Cette approche située de la construction s'accompagne d'une remise en question des fondements mêmes de l'ingénierie moderne. Dans ses travaux, Antoine Picon, chercheur émérite à l'École, a montré¹ comment la figure classique de l'ingénieur, héritée du XIXe siècle, s'est longtemps définie par sa capacité à dompter les éléments : protéger les sociétés des crues, optimiser l'exploitation des ressources, séparer l'artificiel du naturel. Elle doit aujourd'hui apprendre à composer avec des défis inédits : la crise climatique, la raréfaction des ressources et la nécessité de préserver la biodiversité. Cette remise en question invite à repenser la formation des ingénieur·es, non plus comme une transmission de savoirs techniques désincarnés, mais comme un apprentissage de l'interdépendance – entre l'ouvrage et son milieu, entre la technique et l'éthique, entre le court terme et le temps long.
La transition écologique et numérique : redéfinir le projet architectural et d'ingénierie
Les enjeux écologiques et numériques ne se succèdent pas : ils se superposent, s'amplifient et transforment en profondeur les métiers de l'ingénierie et plus globalement les conditions du projet. D'un côté, la crise climatique impose une relecture radicale des pratiques, où la préservation du vivant devient un critère de conception à part entière. Picon souligne que cette transition exige de revisiter les oppositions traditionnelles (artificiel/naturel, performance/sobriété) et de développer une « ingénierie tempérée », capable de concilier innovation et respect des écosystèmes². Les semaines pédagogiques dédiées au vivant, comme celles organisées par l'École des ponts, illustrent cette volonté : comment cohabiter avec le vivant, qu'il s'agisse de végétaliser un quartier, de préserver des écosystèmes fragiles, ou de repenser la place de la nature en ville ?

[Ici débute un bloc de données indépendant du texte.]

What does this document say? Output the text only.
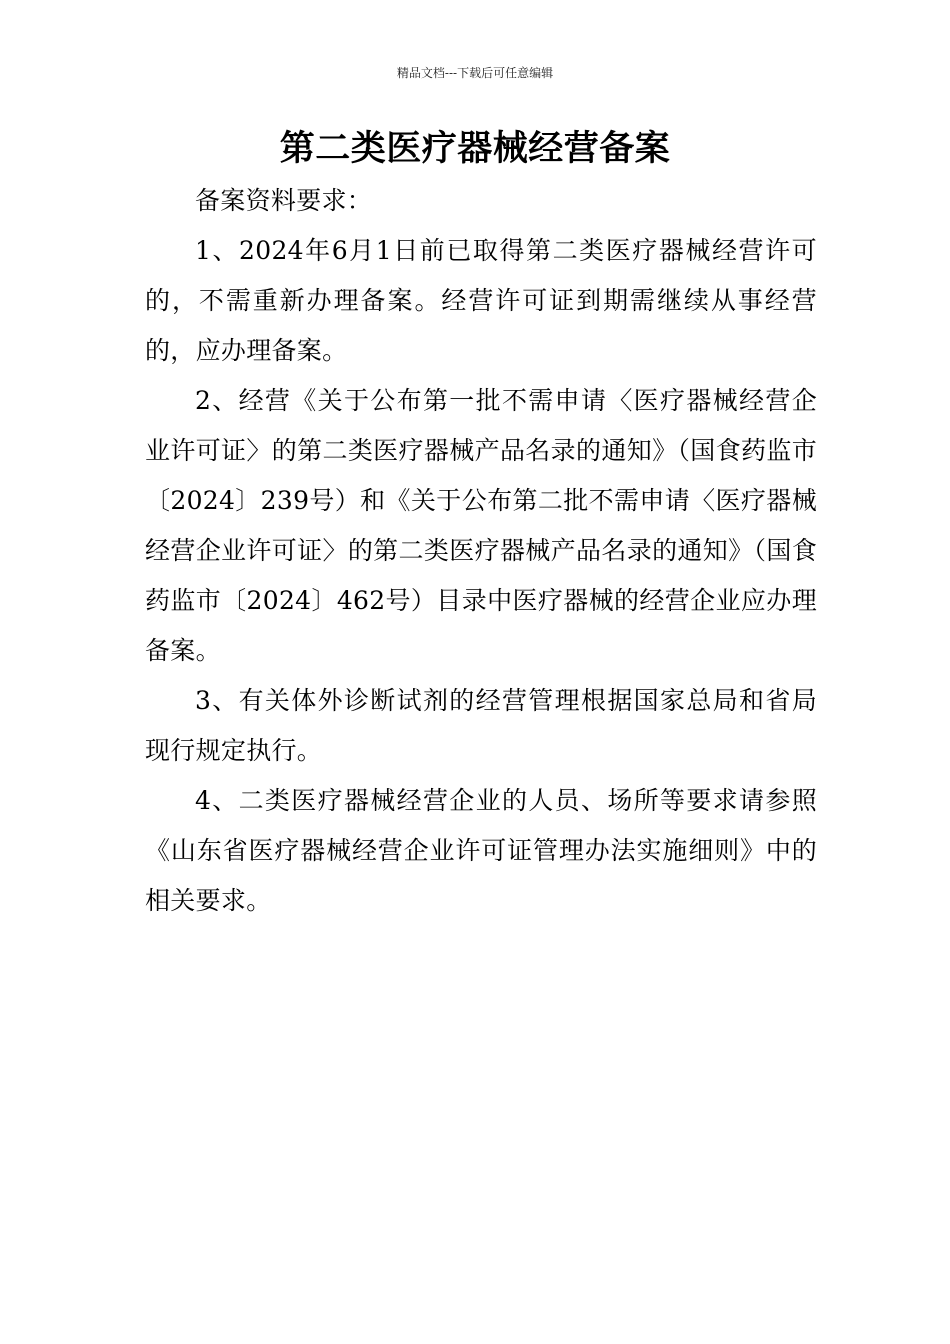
精品文档---下载后可任意编辑
第二类医疗器械经营备案

备案资料要求：

1、2024年6月1日前已取得第二类医疗器械经营许可的，不需重新办理备案。经营许可证到期需继续从事经营的，应办理备案。

2、经营《关于公布第一批不需申请〈医疗器械经营企业许可证〉的第二类医疗器械产品名录的通知》（国食药监市〔2024〕239号）和《关于公布第二批不需申请〈医疗器械经营企业许可证〉的第二类医疗器械产品名录的通知》（国食药监市〔2024〕462号）目录中医疗器械的经营企业应办理备案。

3、有关体外诊断试剂的经营管理根据国家总局和省局现行规定执行。

4、二类医疗器械经营企业的人员、场所等要求请参照《山东省医疗器械经营企业许可证管理办法实施细则》中的相关要求。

De l'autre, le numérique bouleverse les méthodes de conception et de calcul. Les outils de modélisation ou d'optimisation boostés à l'intelligence artificielle permettent désormais de simuler des scénarios complexes en quelques minutes – là où il fallait autrefois des semaines. Mais cette révolution ne saurait se réduire à une simple accélération des processus. Elle invite surtout à repenser la place de l'ingénieur·e : moins un·e technicien·ne de la performance, plus un·e concepteur·rice capable de faire dialoguer données massives, intuition et éthique. Le numérique ne doit pas être un simple facilitateur, mais un nouveau levier pour inventer des solutions situées et sobres : comment utiliser les données pour concevoir des ponts plus légers, des bâtiments mieux isolés, ou des réseaux de transport moins énergivores ? Ces questions, au cœur des recherches de l'École des ponts, montrent que la révolution numérique et la transition écologique ne sont pas deux agendas séparés, mais deux faces d'une même mutation. $##$
Du construire au maintenir : l'ingénierie comme art de la durée
L'ingénierie ne se limite plus à l'acte de construire. Elle s'étend désormais au maintenir, au réparer, au faire durer. Cette évolution est à la fois une réponse aux limites de la modernité – où l'obsolescence programmée et la surconsommation de ressources ont montré leurs effets délétères – et une prise de conscience de la responsabilité sociale des ingénieur·es. L'enjeu n'est plus seulement de concevoir des ouvrages performants, mais de les inscrir (...)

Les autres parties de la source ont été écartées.